I've never considered myself someone indecisive, but when it comes to H's education, I've somehow become overly indecisive. Sometime I wonder if we should even discuss schooling options with others, cos I find that the more you discuss, the more confused you get.
I just received a notice from a waldorf-inspired preschool that they have an opening for H this coming May. Just when I have come to terms with his current school (despite some of its shortcomings, I think I've accepted the fact that there's no perfect school and that it's really not that bad), I'm now faced with another decisional point - let H continue in his current school, or take him out at the end of this semester.
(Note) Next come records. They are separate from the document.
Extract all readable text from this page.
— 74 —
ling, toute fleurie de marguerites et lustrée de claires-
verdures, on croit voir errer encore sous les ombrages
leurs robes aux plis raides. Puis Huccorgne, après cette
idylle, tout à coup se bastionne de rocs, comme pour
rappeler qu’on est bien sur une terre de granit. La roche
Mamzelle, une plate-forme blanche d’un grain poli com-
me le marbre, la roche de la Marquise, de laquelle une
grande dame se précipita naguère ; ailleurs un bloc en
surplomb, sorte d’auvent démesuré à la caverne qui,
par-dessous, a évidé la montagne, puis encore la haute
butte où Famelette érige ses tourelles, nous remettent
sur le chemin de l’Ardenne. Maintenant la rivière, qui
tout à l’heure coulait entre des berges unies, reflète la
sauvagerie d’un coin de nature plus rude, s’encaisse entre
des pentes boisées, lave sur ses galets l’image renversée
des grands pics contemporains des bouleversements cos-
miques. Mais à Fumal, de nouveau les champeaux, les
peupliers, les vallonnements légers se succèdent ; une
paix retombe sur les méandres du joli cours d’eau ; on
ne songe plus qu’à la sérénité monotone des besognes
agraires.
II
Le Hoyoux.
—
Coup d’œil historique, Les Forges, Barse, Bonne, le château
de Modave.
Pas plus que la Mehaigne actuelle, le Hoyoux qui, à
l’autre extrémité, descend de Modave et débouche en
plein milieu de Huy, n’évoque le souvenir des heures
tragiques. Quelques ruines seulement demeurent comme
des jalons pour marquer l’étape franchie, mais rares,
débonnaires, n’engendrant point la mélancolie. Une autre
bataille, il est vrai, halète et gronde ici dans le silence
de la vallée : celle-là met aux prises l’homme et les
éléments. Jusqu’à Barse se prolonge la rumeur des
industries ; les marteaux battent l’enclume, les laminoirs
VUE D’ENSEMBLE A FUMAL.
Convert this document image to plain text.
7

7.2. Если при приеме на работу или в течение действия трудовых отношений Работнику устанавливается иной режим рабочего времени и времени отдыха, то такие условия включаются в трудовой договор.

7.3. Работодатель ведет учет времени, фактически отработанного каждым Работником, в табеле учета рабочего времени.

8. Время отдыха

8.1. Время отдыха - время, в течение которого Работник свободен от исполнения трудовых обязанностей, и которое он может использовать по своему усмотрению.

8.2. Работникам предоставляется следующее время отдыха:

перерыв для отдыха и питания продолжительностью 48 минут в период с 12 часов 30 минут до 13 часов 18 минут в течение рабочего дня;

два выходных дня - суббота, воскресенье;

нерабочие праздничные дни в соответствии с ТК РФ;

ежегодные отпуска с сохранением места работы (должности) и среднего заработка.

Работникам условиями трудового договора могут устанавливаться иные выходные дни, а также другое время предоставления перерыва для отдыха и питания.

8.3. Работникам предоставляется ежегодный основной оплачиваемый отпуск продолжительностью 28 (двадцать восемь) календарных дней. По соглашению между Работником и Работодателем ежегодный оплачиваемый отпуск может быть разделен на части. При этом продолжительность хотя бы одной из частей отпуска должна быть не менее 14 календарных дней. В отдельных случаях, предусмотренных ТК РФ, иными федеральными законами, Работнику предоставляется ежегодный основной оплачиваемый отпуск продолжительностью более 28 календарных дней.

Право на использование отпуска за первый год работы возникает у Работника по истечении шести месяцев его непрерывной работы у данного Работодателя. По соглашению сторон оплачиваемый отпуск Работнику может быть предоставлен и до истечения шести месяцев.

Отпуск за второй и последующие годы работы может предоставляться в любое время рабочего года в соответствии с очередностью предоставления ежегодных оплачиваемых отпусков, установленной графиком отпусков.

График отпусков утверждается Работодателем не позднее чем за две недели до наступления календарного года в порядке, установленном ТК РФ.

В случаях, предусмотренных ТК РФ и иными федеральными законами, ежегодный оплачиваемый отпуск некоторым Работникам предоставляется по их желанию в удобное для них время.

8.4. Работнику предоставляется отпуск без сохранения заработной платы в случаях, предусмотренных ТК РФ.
Hubs is clearly more decisive than me. I guess it's also because he's not as involved in H's progress in school and the discussions I have with other parents. What he knows is mainly from what I told him, so clearly it can be a little extreme since my point of view, depending on what transpired prior to me pouring it out to him, is on either end of the scale. For example, I told Hubs I had issue with the lack of play in H's current school. Since the kids are only 5, over-emphasis on academics via classroom-based instructions will drain their enthusiasm for learning. Also, I felt that at this age, more focus should be given on the social emotional development aspects which is something H is lacking... blah blah blah... Hubs reaction was simple, "Yup agreed, we should take him out and put him in that play-based school you mentioned!"
There's really no right or wrong answer to what is best for the development of your 5-year old. I guess it really depends on the child as every child is different. H is somewhat anti-social. More than once I witnessed how he simply ignore his friends when they were striking up a conversation with him. I sometimes wonder how other kids can be so natural with socialising but my H just prefers to be on his own. For example, once I walked H to his classroom since we were early. When his friends saw him, they happily called out to him (one even started talking to him about something he did yesterday), but he just remained aloof and went about doing his own stuff. We've also been to a few birthday parties of his classmates. He would always want to go saying that he wanted to see his friends, but at the party, he would not join in the games, nor would he crowd around the birthday child (like most kids would do) when singing the birthday song and cutting the birthday cake.
Developing H's social emotional skill is hence very important to us. We've seen many bright young people who can't excel at work due to low EQ. For kids, the best way to learn how to socialise, manage conflicts, resolve problems, regulate own emotions is through interaction and playing with others. In his current school, there isn't much opportunity to do so. After much probing (you really need to ask very specific questions to get specific answers), I found out that H's school is overly rigid in enforcing 'discipline'. Yes, granted you can't have a noisy classroom during lesson time, but they should not be told to keep quiet all the time. Already there aren't play time incorporated in the daily schedule, so shouldn't kids be allowed to chit chat while queuing up to go to the canteen during break time, or in between lessons? How else will these 5-year olds (ok maybe most of them have no issue but H definitely has) learn how to interact with others?